Özgüven eksikliğinin altında yatan sebepler neler olabilir?
1. Değersizim, yetersizim, kötüyüm, iyi değilim duygusu:
Özgüven eksikliği yaşayan kişi kendini veya yeteneklerini çok acımasız bir şekilde eleştirir. Bu eleştirilerini çevreye de yansıttığında bulunduğu çevreye uymakta zorluk çeker ve bu durum arttıkça daha çok sıkıntı yaşamaya başlar. Arkadaş edinemez, çoğunlukla yalnızdır. Sevilmediğini düşünür. Aslında bir nevi kendi ile barışık da değildir. Diğer insanların düşüncelerine göre hareket edebilir. Aşırı özür dileyici bir yapıya sahiptir. Duygusal olarak içe kapanma eğilimi gösterir. Değersizlik korkusu içinde olan erkekler kendileri hakkında iyi şeyler duymak için can atarlar. Belki de sürekli iltifat edilmesinden, övülmekten hoşlanmalarının altında yatan sebeplerden birisi de bu olabilir.
2. Başarısızlık korkusu:
Özgüveni düşük erkekler ve kadınlar başarısızlık yaşadığında çok daha fazla hayal kırıklığı yaşar ve bu konu üzerinde diğer erkeklere göre çok daha fazla durması mümkündür. Yaşadığı bir başarısızlık bile onun yeniden adım atabilmesinde ciddi bir engel oluşturur. Varsa başarısızlık korkusu daha da tetiklenir. Özgüvensizlik kişinin yaşamında ilerleyebilmesi açısından engeller oluşturmakta. Çünkü kişi, özgüvensizliğinin etkisi ile başkalarının kendisi hakkında ne düşündüğünü çok önemsediğinden dolayı sürekli hata yapma korkusu içinde oluyor.
3. Reddedilme korkusu:
Özgüveni düşük insanlar, diğer insanlarla birlikteyken bulunduğu ortamlarda susmayı ya da az konuşmayı tercih ederler çünkü konuştuklarında aptalca konuşmaktan ya da sıkıcı olduklarının düşünülmesinden çekinirler. Reddedilme korkusu nedeniyle erkekler, özellikle kadınlara karşı çekingen olurlar, onlara yaklaşmak konusunda endişeli ve ürkek davranırlar. Bu durumun karşı cinse karşı tepkilerinde kadınlarda da görülmesi muhtemel… Beğenilmeme endişesinin baskın olması durumu…

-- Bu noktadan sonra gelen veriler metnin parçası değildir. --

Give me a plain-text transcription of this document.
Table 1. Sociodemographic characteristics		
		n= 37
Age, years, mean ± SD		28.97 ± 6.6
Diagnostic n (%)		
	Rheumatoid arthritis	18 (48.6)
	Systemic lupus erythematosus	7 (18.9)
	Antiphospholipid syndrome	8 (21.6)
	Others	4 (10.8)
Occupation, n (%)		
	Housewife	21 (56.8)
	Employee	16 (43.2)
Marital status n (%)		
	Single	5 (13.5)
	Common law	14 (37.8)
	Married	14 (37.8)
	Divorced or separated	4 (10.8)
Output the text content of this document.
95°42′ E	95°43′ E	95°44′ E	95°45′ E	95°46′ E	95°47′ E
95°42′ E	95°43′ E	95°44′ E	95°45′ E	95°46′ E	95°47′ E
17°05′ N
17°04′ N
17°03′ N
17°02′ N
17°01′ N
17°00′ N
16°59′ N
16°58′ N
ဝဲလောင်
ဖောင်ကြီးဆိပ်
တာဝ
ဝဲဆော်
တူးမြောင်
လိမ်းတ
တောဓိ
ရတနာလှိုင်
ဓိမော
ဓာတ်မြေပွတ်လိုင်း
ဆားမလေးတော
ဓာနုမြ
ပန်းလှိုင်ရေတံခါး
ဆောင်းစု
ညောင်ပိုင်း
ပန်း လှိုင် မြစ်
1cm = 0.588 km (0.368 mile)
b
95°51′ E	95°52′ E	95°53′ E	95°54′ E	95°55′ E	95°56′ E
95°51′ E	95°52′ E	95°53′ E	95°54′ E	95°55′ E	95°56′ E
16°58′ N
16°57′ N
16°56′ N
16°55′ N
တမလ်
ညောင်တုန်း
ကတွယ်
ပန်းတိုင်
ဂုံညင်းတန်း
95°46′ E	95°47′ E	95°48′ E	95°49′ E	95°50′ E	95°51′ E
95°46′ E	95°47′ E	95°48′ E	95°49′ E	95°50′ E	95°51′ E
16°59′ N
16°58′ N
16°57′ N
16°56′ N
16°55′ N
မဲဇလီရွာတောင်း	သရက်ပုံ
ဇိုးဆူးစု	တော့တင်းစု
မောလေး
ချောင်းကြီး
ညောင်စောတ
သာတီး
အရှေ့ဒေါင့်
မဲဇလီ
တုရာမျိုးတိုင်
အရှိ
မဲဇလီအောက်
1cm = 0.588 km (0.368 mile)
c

4. Sürekli suçluluk hissetmek ya da etrafı suçlama eğilimi:
Bazı insanlar başarısızlıklarının ya da yetersizliklerinin sorumluluğundan ve acısından kurtulmak için kendi güçsüzlüklerini, başarısızlıklarını diğer insanlara yüklemeye çalışırlar. Kendi hatalarındaki aylarını görmek yerine kendi hataları için hep başkalarını suçlarlar. Kendi hissettikleri suçluluğu kapatabilmek için sürekli etrafındakilerin suçlu, kusurlu yönlerini arayıp bulmaya çalışır ve ağır eleştirilerde bulunmaktan sakınmazlar.
5. Olumsuz düşünmeye daha yatkın olmak:
Kişi olumsuz düşünmeye daha eğilimli olduğunda yaşadıklarının sonuçlarını, gerçekte olduklarından daha kötü bir şekilde değerlendirir. Karamsarlık ve negatif düşünme alışkanlığı kişinin özgüvenini zamanla zedeler. Olumsuz ruh halinde olan kişi, bulunduğu durum hakkında mantıklı olarak düşünmek yerine sadece olumsuz kısmına odaklanır ve kendisini hatta çevresini olumsuz düşünceleri ve sözleriyle yiyip bitirir.
6. Eleştiriler karşısında aşırı alıngan olmak:
Özgüveni düşük insanlar eleştiriye karşı aşırı duyarlıdır ve eleştirildiğinde öfkeli tavırlar, ters davranışlar, sözlerle ani tepki verebilir. Bu durum kendini yetersiz ve eksik hissediyor olmasından kaynaklanır. Tabi ki, tadında yapılmayan, tarzı hoş olmayan eleştiriyi kimse sevmez. Buna karşılık özgüven problemi yaşayan insanlar eleştirildiğinde çok daha fazla etkilenebilir ve alınganlık gösterebilir.
Her insanın kişilik yapısı, hayata bakış açısı, yaşam felsefesi mutlaka ki farklılık gösterir. Buna karşılık benim kişiliğim bu diyerek bazı durumların arkasına saklanmak da kişinin hayat akışında tıkanmalara sebep olabilir. Hayat çarkında yürümeyen durumlardan memnuniyetsizlik duyulmaya başlandığında belki de dönüp bakılması gereken yer kişinin kendisi… Çünkü ne yaparsa insan önce kendine yapıyor. Belki de kendi korkuları ile yüzleşmek, kendi daha iyi tanımak, ne istediğini (ne istemediğini değil) netleştirebilmek, hayallerini ertelemek yerine tüm ön yargılara rağmen adım atarak başarılı oldukça bunun tadına varmak kişinin özgüvensizlik duygusunu bırakabilmesinde önemli etkenler olacaktır.
Bir sonraki köşe yazımda, farklı bir konuyla yeniden buluşmak dileğiyle hepimize sağlıklı, keyifli günler olsun.